Bartholomew Parr (1750 – 20 November 1810) was a British physician and medical author, known for his London Medical Dictionary published in 1809.

After earning his Doctor of Medicine in 1773 at the University of Edinburgh, Parr served as Physician of the Devon and Exeter Hospital in southwest England. He was later elected as Fellow of the Royal Societies of Edinburgh and London.

==Life==

Parr was born in Exeter in Devon in 1750 the son of Bartholomew Parr (1713-1800), surgeon of Exeter Hospital (and a pupil of Dr. William Smellie), by his second wife Johanna Burgess.

He was sent to the University of Edinburgh to study medicine and graduated with a Doctor of Medicine in 1773, returning to Exeter to practice. In February 1775 he replaced Dr. Thomas Glass as Physician of the Devon and Exeter Hospital.

In 1789 he was elected a Fellow of the Royal Society of Edinburgh. His proposers were Alexander Hamilton, James Hutton and Andrew Duncan, the elder. In 1797 he was also elected a Fellow of the Royal Society of London.

He died at home at Bedford Circus in Exeter on 20 November 1810. He is buried in the churchyard of St Stephen's Church, Exeter. His will of 1811 is held at the National Archive in Kew. Parr Street in Exeter near Belmont Park is named after him.

==Family==

He married Maria Coddrington who bore him two sons: Coddrington Parr and Samuel Parr.
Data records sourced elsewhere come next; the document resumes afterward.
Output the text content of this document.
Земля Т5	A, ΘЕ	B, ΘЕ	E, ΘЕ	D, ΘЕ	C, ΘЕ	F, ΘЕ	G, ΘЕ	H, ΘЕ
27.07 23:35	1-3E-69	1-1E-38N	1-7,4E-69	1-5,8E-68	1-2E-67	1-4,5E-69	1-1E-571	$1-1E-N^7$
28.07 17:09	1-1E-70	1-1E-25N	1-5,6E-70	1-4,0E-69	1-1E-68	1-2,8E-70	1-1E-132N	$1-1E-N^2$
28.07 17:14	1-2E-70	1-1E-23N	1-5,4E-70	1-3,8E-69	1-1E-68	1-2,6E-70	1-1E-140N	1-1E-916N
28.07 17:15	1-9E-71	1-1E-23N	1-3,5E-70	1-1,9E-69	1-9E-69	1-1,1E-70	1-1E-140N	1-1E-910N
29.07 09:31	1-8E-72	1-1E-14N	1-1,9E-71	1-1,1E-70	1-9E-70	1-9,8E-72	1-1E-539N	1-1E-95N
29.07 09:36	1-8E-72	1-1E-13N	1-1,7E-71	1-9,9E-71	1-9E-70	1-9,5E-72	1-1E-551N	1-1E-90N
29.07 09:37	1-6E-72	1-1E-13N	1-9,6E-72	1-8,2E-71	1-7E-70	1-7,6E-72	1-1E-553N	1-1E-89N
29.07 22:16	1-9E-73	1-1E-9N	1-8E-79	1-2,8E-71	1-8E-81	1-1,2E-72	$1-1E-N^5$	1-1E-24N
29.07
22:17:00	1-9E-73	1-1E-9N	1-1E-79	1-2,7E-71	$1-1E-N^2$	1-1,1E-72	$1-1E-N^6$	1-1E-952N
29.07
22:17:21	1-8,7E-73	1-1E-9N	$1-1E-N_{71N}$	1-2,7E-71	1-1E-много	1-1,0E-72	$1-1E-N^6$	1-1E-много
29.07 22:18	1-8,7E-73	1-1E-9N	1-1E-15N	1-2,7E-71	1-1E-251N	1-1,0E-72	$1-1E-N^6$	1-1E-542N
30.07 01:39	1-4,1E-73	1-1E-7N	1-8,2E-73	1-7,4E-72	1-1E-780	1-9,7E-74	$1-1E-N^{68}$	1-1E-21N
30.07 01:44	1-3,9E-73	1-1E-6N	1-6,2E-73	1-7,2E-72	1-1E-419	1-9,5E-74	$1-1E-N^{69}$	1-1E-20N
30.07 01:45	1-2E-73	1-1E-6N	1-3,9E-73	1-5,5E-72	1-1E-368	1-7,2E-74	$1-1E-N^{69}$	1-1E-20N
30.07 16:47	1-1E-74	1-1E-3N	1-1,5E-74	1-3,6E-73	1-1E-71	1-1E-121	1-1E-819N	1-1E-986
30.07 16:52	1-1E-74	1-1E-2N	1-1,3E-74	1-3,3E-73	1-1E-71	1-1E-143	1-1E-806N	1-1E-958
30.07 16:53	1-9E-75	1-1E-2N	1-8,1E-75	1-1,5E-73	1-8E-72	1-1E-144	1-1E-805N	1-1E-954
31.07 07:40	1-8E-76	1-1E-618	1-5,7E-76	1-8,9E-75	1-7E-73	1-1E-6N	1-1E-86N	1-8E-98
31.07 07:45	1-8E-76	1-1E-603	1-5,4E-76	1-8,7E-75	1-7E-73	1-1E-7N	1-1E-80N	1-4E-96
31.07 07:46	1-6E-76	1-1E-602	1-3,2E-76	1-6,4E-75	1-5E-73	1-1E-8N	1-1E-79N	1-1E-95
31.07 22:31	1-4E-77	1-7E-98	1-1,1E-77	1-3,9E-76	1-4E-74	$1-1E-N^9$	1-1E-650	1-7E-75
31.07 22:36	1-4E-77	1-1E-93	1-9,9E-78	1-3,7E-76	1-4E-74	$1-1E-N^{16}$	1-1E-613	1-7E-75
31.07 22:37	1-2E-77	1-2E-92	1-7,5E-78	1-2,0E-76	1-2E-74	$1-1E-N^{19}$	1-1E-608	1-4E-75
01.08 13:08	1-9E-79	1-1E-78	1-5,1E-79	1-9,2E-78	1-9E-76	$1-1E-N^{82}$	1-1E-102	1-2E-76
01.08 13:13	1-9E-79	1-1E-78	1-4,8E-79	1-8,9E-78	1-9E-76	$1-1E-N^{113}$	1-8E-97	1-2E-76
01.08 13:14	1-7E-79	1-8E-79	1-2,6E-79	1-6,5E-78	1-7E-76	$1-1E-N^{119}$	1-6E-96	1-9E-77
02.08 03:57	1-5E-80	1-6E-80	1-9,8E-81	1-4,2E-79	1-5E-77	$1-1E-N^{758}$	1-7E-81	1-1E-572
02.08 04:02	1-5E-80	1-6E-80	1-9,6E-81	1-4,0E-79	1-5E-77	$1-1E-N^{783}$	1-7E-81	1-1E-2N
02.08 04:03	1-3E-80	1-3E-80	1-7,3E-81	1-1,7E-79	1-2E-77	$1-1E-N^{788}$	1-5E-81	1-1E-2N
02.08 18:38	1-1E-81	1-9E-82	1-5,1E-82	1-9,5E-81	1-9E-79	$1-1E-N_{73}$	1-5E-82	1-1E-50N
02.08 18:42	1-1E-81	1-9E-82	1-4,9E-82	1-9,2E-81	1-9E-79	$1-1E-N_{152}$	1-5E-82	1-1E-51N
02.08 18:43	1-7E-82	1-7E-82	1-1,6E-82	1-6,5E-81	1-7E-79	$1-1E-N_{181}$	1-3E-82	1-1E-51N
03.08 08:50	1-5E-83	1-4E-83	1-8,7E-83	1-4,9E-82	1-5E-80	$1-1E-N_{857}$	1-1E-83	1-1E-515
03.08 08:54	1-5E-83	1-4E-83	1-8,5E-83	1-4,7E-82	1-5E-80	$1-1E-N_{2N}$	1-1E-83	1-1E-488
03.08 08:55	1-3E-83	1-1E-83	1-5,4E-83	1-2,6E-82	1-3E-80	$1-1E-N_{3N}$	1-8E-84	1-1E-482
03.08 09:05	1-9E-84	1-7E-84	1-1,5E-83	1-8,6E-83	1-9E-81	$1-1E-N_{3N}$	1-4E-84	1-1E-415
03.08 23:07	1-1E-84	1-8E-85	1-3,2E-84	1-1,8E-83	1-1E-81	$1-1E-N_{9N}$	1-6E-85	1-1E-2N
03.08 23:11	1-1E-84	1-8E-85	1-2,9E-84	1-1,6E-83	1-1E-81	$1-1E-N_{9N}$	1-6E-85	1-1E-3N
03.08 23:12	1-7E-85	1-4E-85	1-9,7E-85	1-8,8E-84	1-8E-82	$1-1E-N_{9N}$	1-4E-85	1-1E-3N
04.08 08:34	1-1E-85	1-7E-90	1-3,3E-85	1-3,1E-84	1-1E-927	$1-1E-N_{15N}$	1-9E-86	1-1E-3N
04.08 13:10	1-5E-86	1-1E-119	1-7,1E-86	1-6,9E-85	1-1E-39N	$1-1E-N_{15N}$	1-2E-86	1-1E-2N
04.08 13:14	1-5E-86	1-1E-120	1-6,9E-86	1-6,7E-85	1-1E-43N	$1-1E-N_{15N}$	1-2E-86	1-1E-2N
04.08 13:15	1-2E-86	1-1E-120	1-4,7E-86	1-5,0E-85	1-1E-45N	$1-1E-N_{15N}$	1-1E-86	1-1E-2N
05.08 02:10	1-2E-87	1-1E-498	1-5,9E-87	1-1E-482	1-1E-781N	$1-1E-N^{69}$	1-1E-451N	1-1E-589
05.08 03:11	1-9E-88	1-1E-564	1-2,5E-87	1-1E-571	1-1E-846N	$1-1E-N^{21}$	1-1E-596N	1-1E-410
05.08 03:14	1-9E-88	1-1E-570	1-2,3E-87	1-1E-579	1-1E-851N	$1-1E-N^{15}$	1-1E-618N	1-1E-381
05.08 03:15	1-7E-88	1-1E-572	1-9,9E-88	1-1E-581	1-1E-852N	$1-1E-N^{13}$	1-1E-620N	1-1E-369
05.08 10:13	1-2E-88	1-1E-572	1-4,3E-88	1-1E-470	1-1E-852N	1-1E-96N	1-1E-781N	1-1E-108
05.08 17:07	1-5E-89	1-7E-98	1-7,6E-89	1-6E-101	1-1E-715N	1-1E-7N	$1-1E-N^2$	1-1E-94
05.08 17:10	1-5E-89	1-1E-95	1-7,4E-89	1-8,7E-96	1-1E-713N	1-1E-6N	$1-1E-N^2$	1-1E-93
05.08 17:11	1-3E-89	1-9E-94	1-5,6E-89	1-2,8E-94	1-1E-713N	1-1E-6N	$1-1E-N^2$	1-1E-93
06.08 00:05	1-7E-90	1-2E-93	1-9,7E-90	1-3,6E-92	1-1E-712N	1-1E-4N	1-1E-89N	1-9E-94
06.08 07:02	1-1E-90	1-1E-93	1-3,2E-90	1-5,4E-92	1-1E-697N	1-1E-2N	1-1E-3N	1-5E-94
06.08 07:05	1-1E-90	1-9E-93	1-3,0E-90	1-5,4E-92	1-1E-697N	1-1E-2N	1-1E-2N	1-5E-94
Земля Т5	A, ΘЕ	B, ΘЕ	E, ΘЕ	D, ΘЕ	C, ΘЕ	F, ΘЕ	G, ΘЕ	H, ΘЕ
Coddrington acquired Stoneland House in Dawlish in 1822.

On her death he married Frances Robson in May 1809 but she abandoned him after six weeks.

==Publications==

- Account of the Influenza as it Appeared in Devonshire in May 1792 (1792)
- London Medical Dictionary (1809)

He was editor of both Medical and Philosophical Commentaries and Annals of Medicine.

==Artistic recognition==

His portrait, by William Mineard Bennett, is held by the Royal Devon and Exeter Hospital.